1.         De inhoud van de bestreden beslissing

De Minister heeft klagers verzoek tot uitstel van zijn melddatum afgewezen.

2.         De feiten

Op 25 september 2019 is klager opgeroepen zich op 31 oktober 2019 te melden in de p.i. Lelystad voor het ondergaan van veertien dagen gevangenisstraf. Op 15 oktober 2019 heeft klager een verzoek tot uitstel van deze melddatum ingediend, dat op 29 oktober 2019 is afgewezen. Op 30 oktober 2019 heeft hij hiertegen een beroepschrift ingediend, als gevolg waarvan hem op diezelfde datum (alsnog) uitstel van deze melddatum is verleend en hij is opgeroepen zich op 13 november 2019 te melden in de hiervoor genoemde inrichting. Nadat (kennelijk) opnieuw uitstel van deze melddatum is verleend is klager op 12 november 2019 opnieuw opgeroepen zich nu op 27 november 2019 te melden in dezelfde inrichting voor het ondergaan van bovengenoemde gevangenisstraf.
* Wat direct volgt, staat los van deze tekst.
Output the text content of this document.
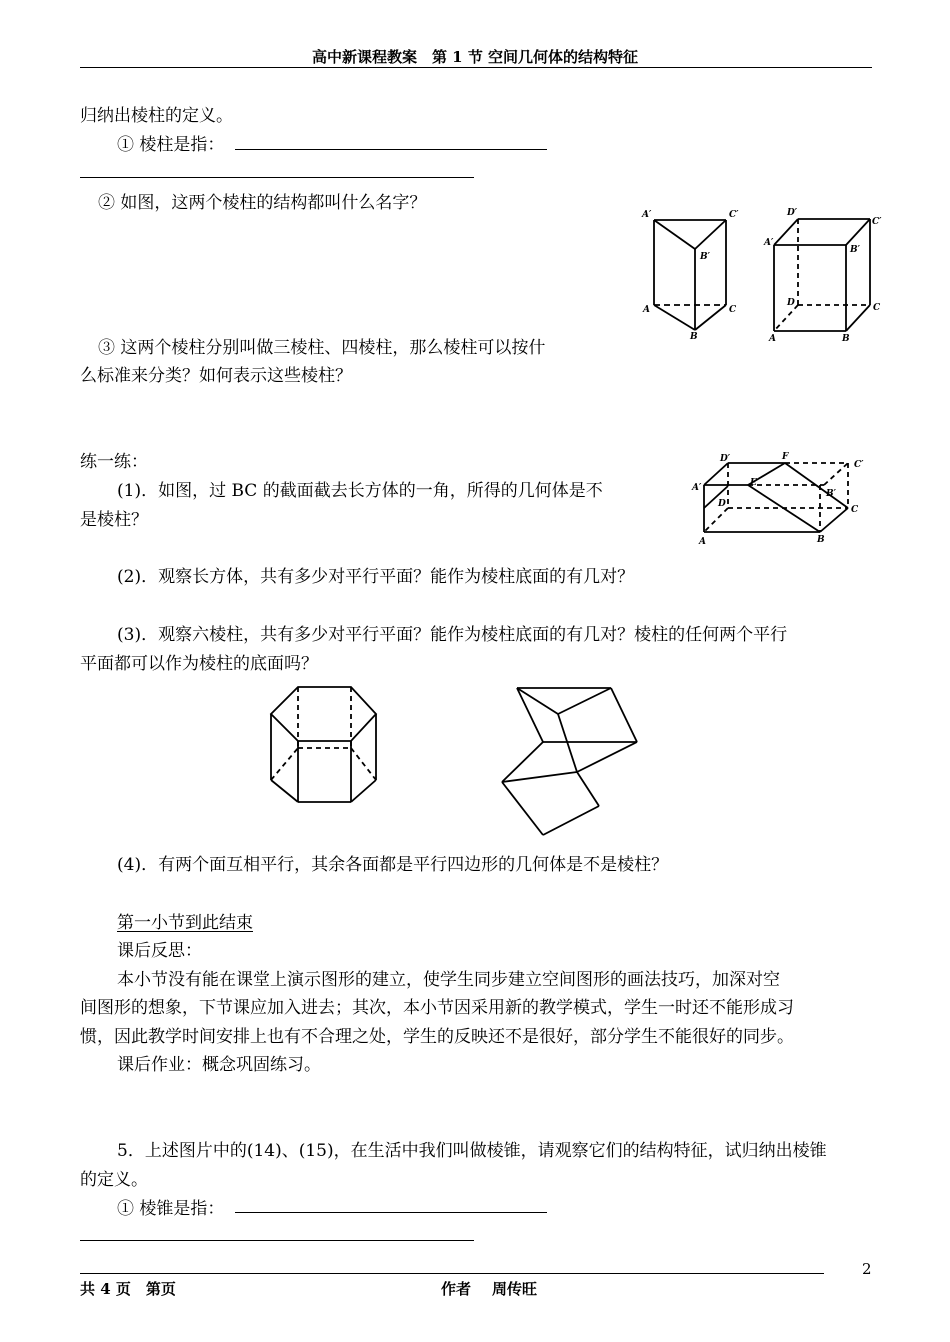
高中新课程教案　第 1 节 空间几何体的结构特征
归纳出棱柱的定义。
① 棱柱是指：
② 如图，这两个棱柱的结构都叫什么名字？
A′	C′
B′
A	C
B
D′
C′
A′
B′
D	C
A	B
③ 这两个棱柱分别叫做三棱柱、四棱柱，那么棱柱可以按什
么标准来分类？如何表示这些棱柱？
练一练：
(1)．如图，过 BC 的截面截去长方体的一角，所得的几何体是不
是棱柱？
D′	F
C′
A′	E
B′
D
C
A	B
(2)．观察长方体，共有多少对平行平面？能作为棱柱底面的有几对？
(3)．观察六棱柱，共有多少对平行平面？能作为棱柱底面的有几对？棱柱的任何两个平行
平面都可以作为棱柱的底面吗？
(4)．有两个面互相平行，其余各面都是平行四边形的几何体是不是棱柱？
第一小节到此结束
课后反思：
本小节没有能在课堂上演示图形的建立，使学生同步建立空间图形的画法技巧，加深对空
间图形的想象，下节课应加入进去；其次，本小节因采用新的教学模式，学生一时还不能形成习
惯，因此教学时间安排上也有不合理之处，学生的反映还不是很好，部分学生不能很好的同步。
课后作业：概念巩固练习。
5．上述图片中的(14)、(15)，在生活中我们叫做棱锥，请观察它们的结构特征，试归纳出棱锥
的定义。
① 棱锥是指：
2
共 4 页　第页	作者 周传旺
3.         Ontvankelijkheid

Uit de inlichtingen van de Minister volgt dat klager niet langer is gehouden zich op 27 november 2019 in de inrichting te melden voor het ondergaan van de aan hem opgelegde gevangenisstraf. Naar aanleiding van de door klager overgelegde stukken heeft de Minister beslist zijn dossier ten behoeve van een onderzoek naar zijn detentiegeschiktheid naar de medisch adviseur door te sturen. Klager beschikt daarom niet langer over zijn status als zelfmelder. Daarom heeft hij geen belang meer bij een inhoudelijke beoordeling van het beroep.

De beroepsrechter zal hem dan ook niet-ontvankelijk verklaren in zijn beroep.

Ten overvloede merkt de beroepsrechter het volgende op. De Minister maakt in onderhavige procedure geen onderscheid tussen een bezwaarschrift en een verzoek tot uitstel. Op grond van artikel 17, eerste en tweede lid, in verbinding met artikel 61, vijfde lid, van de Pbw kan een zelfmelder tegen de oproep zich te moeten melden in een bepaalde inrichting binnen zeven dagen na ontvangst van die oproep een met redenen omkleed bezwaarschrift indienen. Een buiten die termijn ingediend bezwaarschrift moet worden aangemerkt als nieuw verzoek tot uitstel van de melddatum en dient als zodanig te worden beoordeeld.

4.         De uitspraak

De beroepsrechter verklaart klager niet-ontvankelijk in het beroep.

Aldus gegeven door de beroepsrechter voornoemd, mr. M.J. Stolwerk, voorzitter, in tegenwoordigheid van mr. M.G. Bikker, secretaris, op 6 december 2019.